Пока вожусь с ними, забываю о том, что поставила на плиту мясо, и вспоминаю только, когда из кухни доносится насыщенный запах гари.
— Боже, — со всех ног мчусь туда.
Воздух пропитался вонью, из сковороды валит дым. Быстро выключив конфорку, переставляю сковороду на подставку и поднимаю крышку.
На черном дне вместо сочного мяса прижаренные куски несъедобного «чёрти чего».
Да что же это такое?
Недоблюдо отправляется в мусорку.
В зале снова начинают ругаться мальчики, а у меня нервы натягиваются канатами.
Бессилие накатывает волной и хочется плакать.
Я ничего не успеваю. Буквально ни-че-го. Зимняя сессия на носу. В понедельник мне нужно сдать доклад на тему «Техника и технология пищевых производств». Из написанного у меня только план.

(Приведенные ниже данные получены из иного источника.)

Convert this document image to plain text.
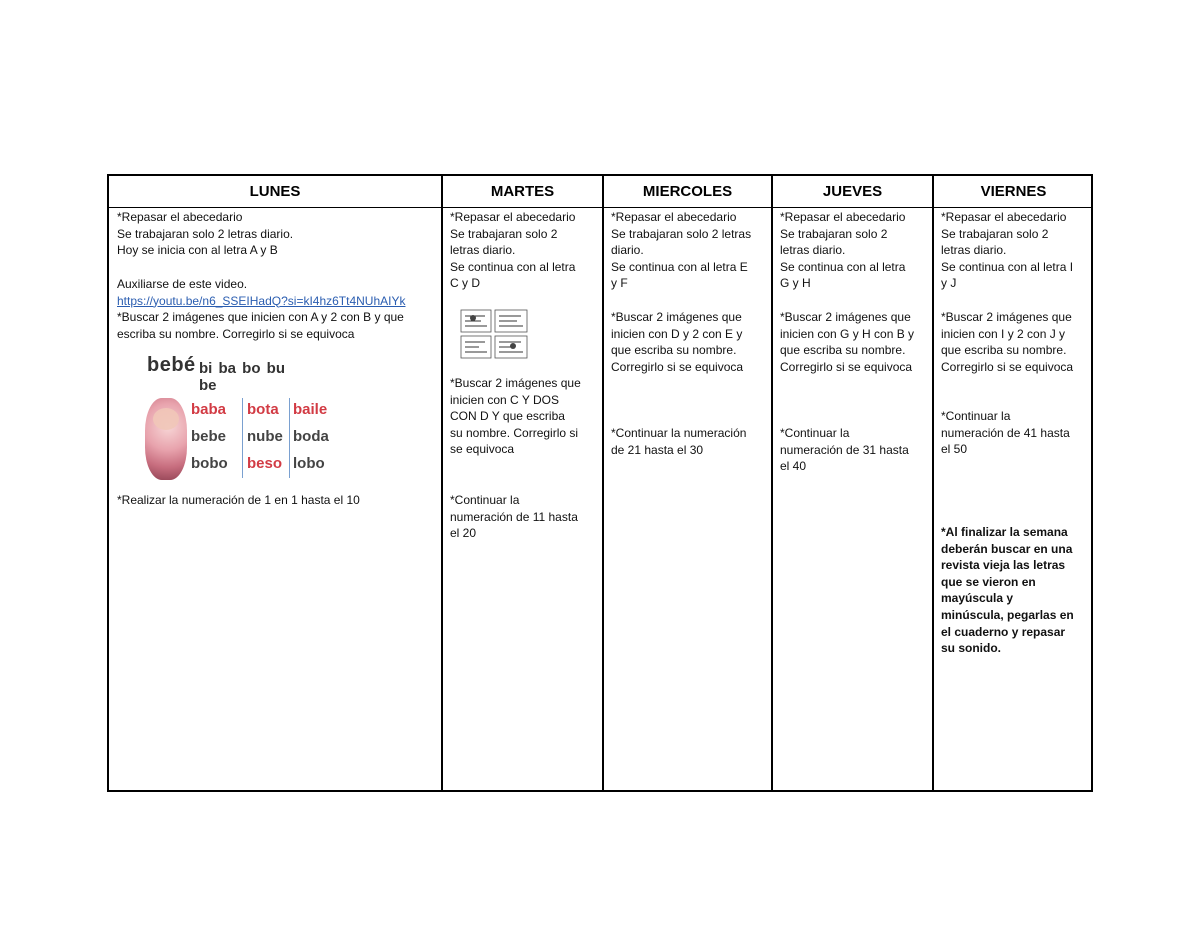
LUNES
*Repasar el abecedario
Se trabajaran solo 2 letras diario.
Hoy se inicia con al letra A y B
Auxiliarse de este video.
https://youtu.be/n6_SSEIHadQ?si=kI4hz6Tt4NUhAIYk
*Buscar 2 imágenes que inicien con A y 2 con B y que escriba su nombre. Corregirlo si se equivoca
bebé bi ba bo bu be
baba
bebe
bobo
bota
nube
beso
baile
boda
lobo
*Realizar la numeración de 1 en 1 hasta el 10
MARTES
*Repasar el abecedario
Se trabajaran solo 2
letras diario.
Se continua con al letra
C y D
*Buscar 2 imágenes que
inicien con C Y DOS
CON D Y que escriba
su nombre. Corregirlo si
se equivoca
*Continuar la
numeración de 11 hasta
el 20
MIERCOLES
*Repasar el abecedario
Se trabajaran solo 2 letras
diario.
Se continua con al letra E
y F
*Buscar 2 imágenes que
inicien con D y 2 con E y
que escriba su nombre.
Corregirlo si se equivoca
*Continuar la numeración
de 21 hasta el 30
JUEVES
*Repasar el abecedario
Se trabajaran solo 2
letras diario.
Se continua con al letra
G y H
*Buscar 2 imágenes que
inicien con G y H con B y
que escriba su nombre.
Corregirlo si se equivoca
*Continuar la
numeración de 31 hasta
el 40
VIERNES
*Repasar el abecedario
Se trabajaran solo 2
letras diario.
Se continua con al letra I
y J
*Buscar 2 imágenes que
inicien con I y 2 con J y
que escriba su nombre.
Corregirlo si se equivoca
*Continuar la
numeración de 41 hasta
el 50
*Al finalizar la semana
deberán buscar en una
revista vieja las letras
que se vieron en
mayúscula y
minúscula, pegarlas en
el cuaderno y repasar
su sonido.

Давид вот-вот приедет, его самолет приземлился час назад, я же могу накормить его только пюре, которое сварила Катерина, и вчерашними котлетами. Я думала оставить их для мальчиков, чтобы не готовить, а Давиду собиралась сделать гуляш.
Сделала…
Господи, раньше я столько всего готовила, что можно было накормить всё большое семейство. А теперь даже банальное мясо поджарить не в состоянии.

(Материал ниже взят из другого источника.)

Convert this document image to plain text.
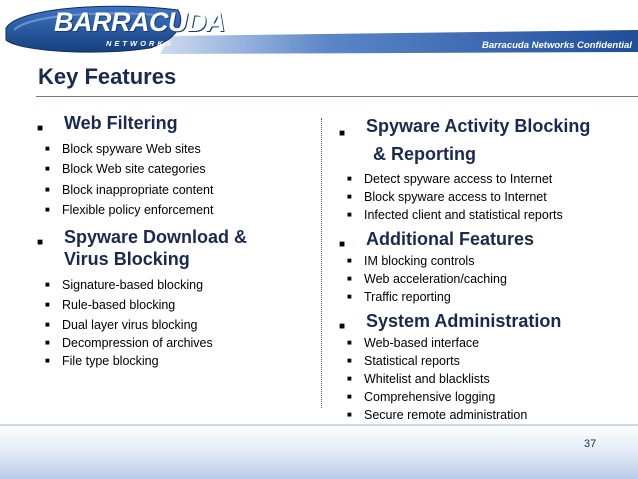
BARRACUDA
NETWORKS	Barracuda Networks Confidential
Key Features
■ Web Filtering
■ Block spyware Web sites
■ Block Web site categories
■ Block inappropriate content
■ Flexible policy enforcement
■ Spyware Download &
Virus Blocking
■ Signature-based blocking
■ Rule-based blocking
■ Dual layer virus blocking
■ Decompression of archives
■ File type blocking
■ Spyware Activity Blocking
& Reporting
■ Detect spyware access to Internet
■ Block spyware access to Internet
■ Infected client and statistical reports
■ Additional Features
■ IM blocking controls
■ Web acceleration/caching
■ Traffic reporting
■ System Administration
■ Web-based interface
■ Statistical reports
■ Whitelist and blacklists
■ Comprehensive logging
■ Secure remote administration
37
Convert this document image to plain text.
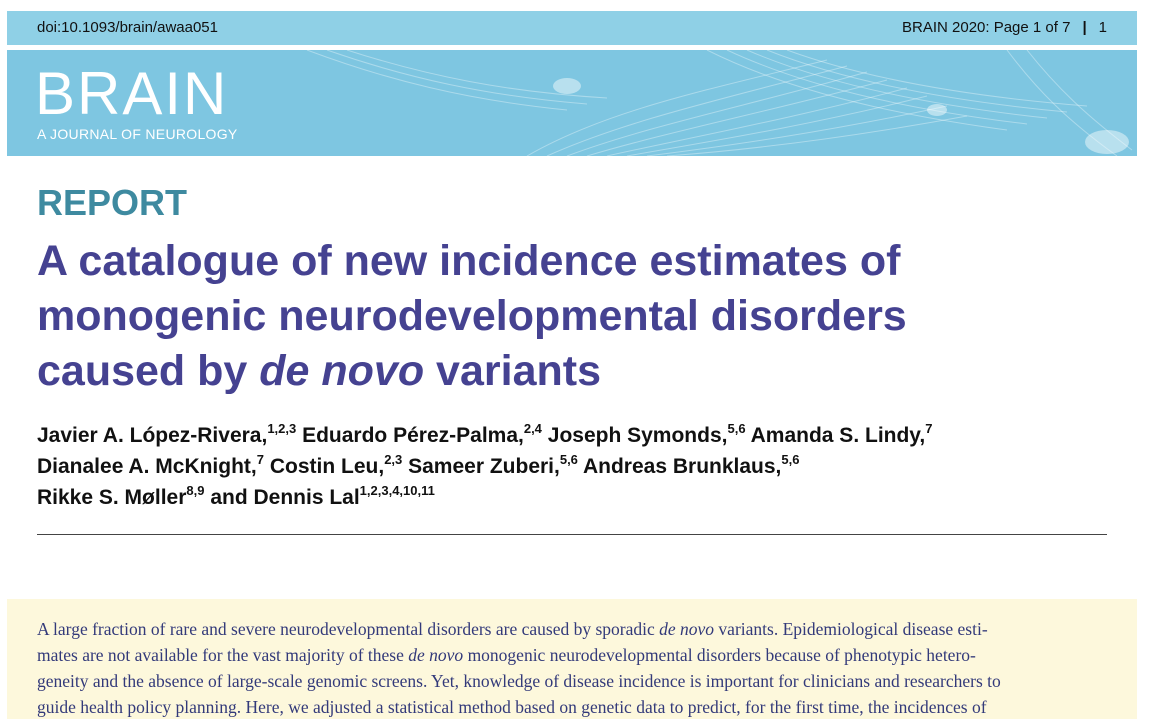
doi:10.1093/brain/awaa051	BRAIN 2020: Page 1 of 7 | 1
BRAIN
A JOURNAL OF NEUROLOGY
REPORT
A catalogue of new incidence estimates of
monogenic neurodevelopmental disorders
caused by de novo variants
Javier A. López-Rivera,$^{1,2,3}$ Eduardo Pérez-Palma,$^{2,4}$ Joseph Symonds,$^{5,6}$ Amanda S. Lindy,$^7$
Dianalee A. McKnight,$^7$ Costin Leu,$^{2,3}$ Sameer Zuberi,$^{5,6}$ Andreas Brunklaus,$^{5,6}$
Rikke S. Møller$^{8,9}$ and Dennis Lal$^{1,2,3,4,10,11}$
A large fraction of rare and severe neurodevelopmental disorders are caused by sporadic de novo variants. Epidemiological disease esti-
mates are not available for the vast majority of these de novo monogenic neurodevelopmental disorders because of phenotypic hetero-
geneity and the absence of large-scale genomic screens. Yet, knowledge of disease incidence is important for clinicians and researchers to
guide health policy planning. Here, we adjusted a statistical method based on genetic data to predict, for the first time, the incidences of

В коридоре щелкает замок и вместе с этим звуком я как будто ломаюсь. Не успела…
— Привет, — звучит под аккомпанемент голосов мальчишек.
Они бегут к отцу, наперебой жалуются ему друг на друга, он что-то отвечает.
А я спешно делаю несколько глубоких вдохов, стараясь взять себя в руки. Показываться Давиду в таком состоянии не хочу. Больше при нём я не плачу, чтобы не выглядеть слабачкой и «тряпкой». Всё равно мои слезы не помогают. Столько я их выплакала, а толку? Давида они не трогают, отношения между нами не меняются. А видеть его полный жалости взгляд — больно. Слишком он унизительный. Пусть лучше он говорит со мной на равных эмоциях, чем так… как тогда ночью, когда сказал, что не хочет меня.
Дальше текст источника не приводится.